NIH funding in the spotlight of budget talks
Friday, May 05, 2017
As long-term federal budget talks continue, the National Institutes of Health (NIH) has found itself in the middle of the battle.
In an attempt to balance the federal budget and eliminate the budget deficit over a period of eight years, President Donald Trump had proposed to cut the NIH budget by 20 percent, or $5.8 billion. However, in a last-minute agreement, the members of the House of Representatives struck a deal for the Labor HHS Appropriations Bill that will provide a $2 billion increase to NIH funding.

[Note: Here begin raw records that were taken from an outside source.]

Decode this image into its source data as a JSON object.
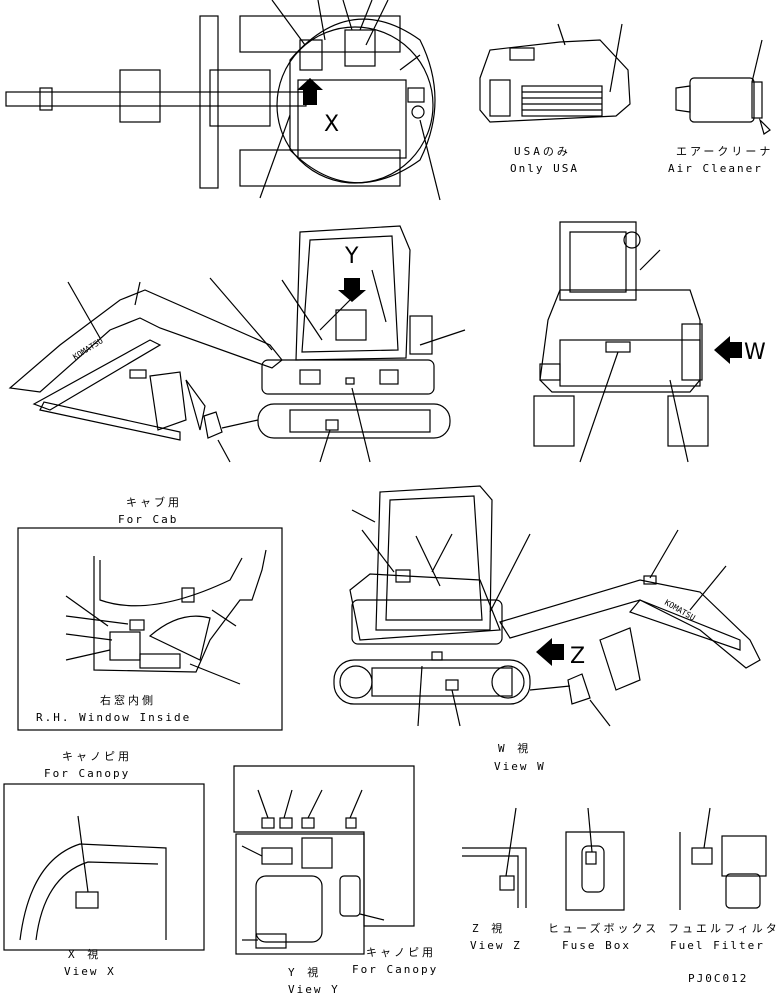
{
  "markers": {
    "x": "X",
    "y": "Y",
    "w": "W",
    "z": "Z"
  },
  "logo_text": "KOMATSU",
  "captions": {
    "usa_ja": "USAのみ",
    "usa_en": "Only USA",
    "air_ja": "エアークリーナ",
    "air_en": "Air Cleaner",
    "cab_ja": "キャブ用",
    "cab_en": "For Cab",
    "window_ja": "右窓内側",
    "window_en": "R.H. Window Inside",
    "canopy_ja": "キャノピ用",
    "canopy_en": "For Canopy",
    "viewx_ja": "X 視",
    "viewx_en": "View X",
    "viewy_ja": "Y 視",
    "viewy_en": "View Y",
    "canopy2_ja": "キャノピ用",
    "canopy2_en": "For Canopy",
    "vieww_ja": "W 視",
    "vieww_en": "View W",
    "viewz_ja": "Z 視",
    "viewz_en": "View Z",
    "fuse_ja": "ヒューズボックス",
    "fuse_en": "Fuse Box",
    "filter_ja": "フュエルフィルタ",
    "filter_en": "Fuel Filter"
  },
  "drawing_code": "PJ0C012"
}
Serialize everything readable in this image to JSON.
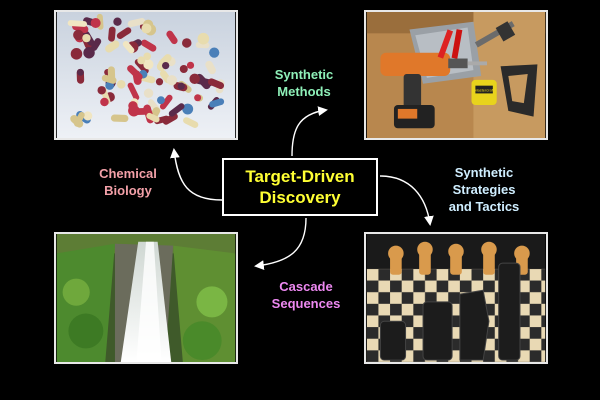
{
  "center": {
    "title_line1": "Target-Driven",
    "title_line2": "Discovery"
  },
  "labels": {
    "synthetic_methods": [
      "Synthetic",
      "Methods"
    ],
    "chemical_biology": [
      "Chemical",
      "Biology"
    ],
    "synthetic_strategies": [
      "Synthetic",
      "Strategies",
      "and Tactics"
    ],
    "cascade_sequences": [
      "Cascade",
      "Sequences"
    ]
  },
  "colors": {
    "center_text": "#ffff33",
    "synthetic_methods": "#8ef0b8",
    "chemical_biology": "#f3a0a8",
    "synthetic_strategies": "#cfeeff",
    "cascade_sequences": "#ec88f0",
    "arrow": "#ffffff",
    "background": "#000000"
  },
  "photos": {
    "top_left": "pills-photo",
    "top_right": "tools-photo",
    "bottom_left": "waterfall-photo",
    "bottom_right": "chess-photo"
  },
  "tape_text": "Mastercraft"
}
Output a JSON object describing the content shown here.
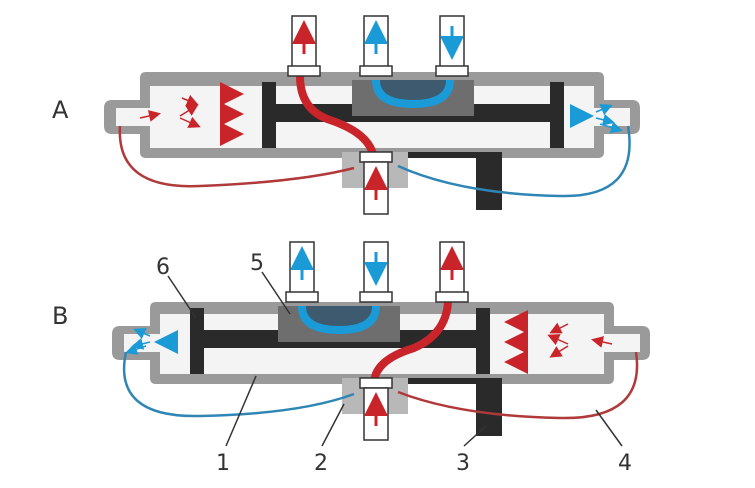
{
  "panels": [
    {
      "label": "A"
    },
    {
      "label": "B"
    }
  ],
  "callouts": [
    "1",
    "2",
    "3",
    "4",
    "5",
    "6"
  ],
  "colors": {
    "hot": "#c8242a",
    "cold": "#1a9ad6",
    "hot_line": "#b03a3a",
    "cold_line": "#2f86b5",
    "housing": "#9a9a9a",
    "housing_light": "#d8d8d8",
    "dark": "#2a2a2a",
    "block": "#6e6e6e"
  }
}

The NIH is the largest biomedical research agency in the world. Their overall mission is to improve health, contribute to society and expand biological knowledge base. They invest more than $30 billion in taxpayer money to meet these missions and goals.
With such extensive funding, every state and almost every Congressional district is affected by any potential cuts. This far-reaching effect puts the NIH front and center for any budgetary cuts, affecting all parties involved and making it fertile ground for negotiations.
Some areas targeted for increased funding through the NIH are:
Alzheimer's research — With 14 million Americans expected to be stricken with dementia by 2050, the search for treatment and cures continues. However, only the government has historically been able to adequately fund basic research as the challenging odds with little payoff have kept the private sector at bay.
National Cancer Institute — This agency runs the Cancer Moonshot program to accelerate cancer research, which was funded for over 7 years by Congress in 2016.
Precision Medicine Initiative — This group aims to recruit volunteers for continued genetic testing and health tracking in the hopes of directing research to more individualized treatment.
BRAIN Initiative — This program will continue to be funded for its goal of fully mapping the human brain.
Combat Antibiotic-Resistant Bacteria — This initiative will receive increased funding to assist in the continued research on how microbes develop resistance and faster diagnostics.
NIH funding gained national attention this week as Jimmy Kimmel discussed his recent experience as a parent whose newborn infant needed emergency open-heart surgery at Children's Hospital Los Angeles (CHLA). He pointed out how national funding continues to push medicine forward, and lives are affected and saved through their efforts. CHLA, a leader among pediatric care, receives millions of dollars from the NIH to support their continued research and training.
The NIH was not the only health-related area reaping the benefits of the agreement. In an effort to fight opioid abuse, $801 million — an increase of $650 million or 430 percent — will be slated for the Centers for Disease Control and Prevention (CDC) and other programs.
Other areas that will see increases in funding through 2017 include:
- Community health centers
- Rural health programs in Preventive Health and Health Services (PHHS) Block Grant
- Mental health programs in SAMHSA and HRSA
- Suicide prevention
- Children's health in Head Start
- Public health preparedness and response
Although the deal reached does not cover the 2018 budget, it certainly sets a precedent and tone for future negotiations.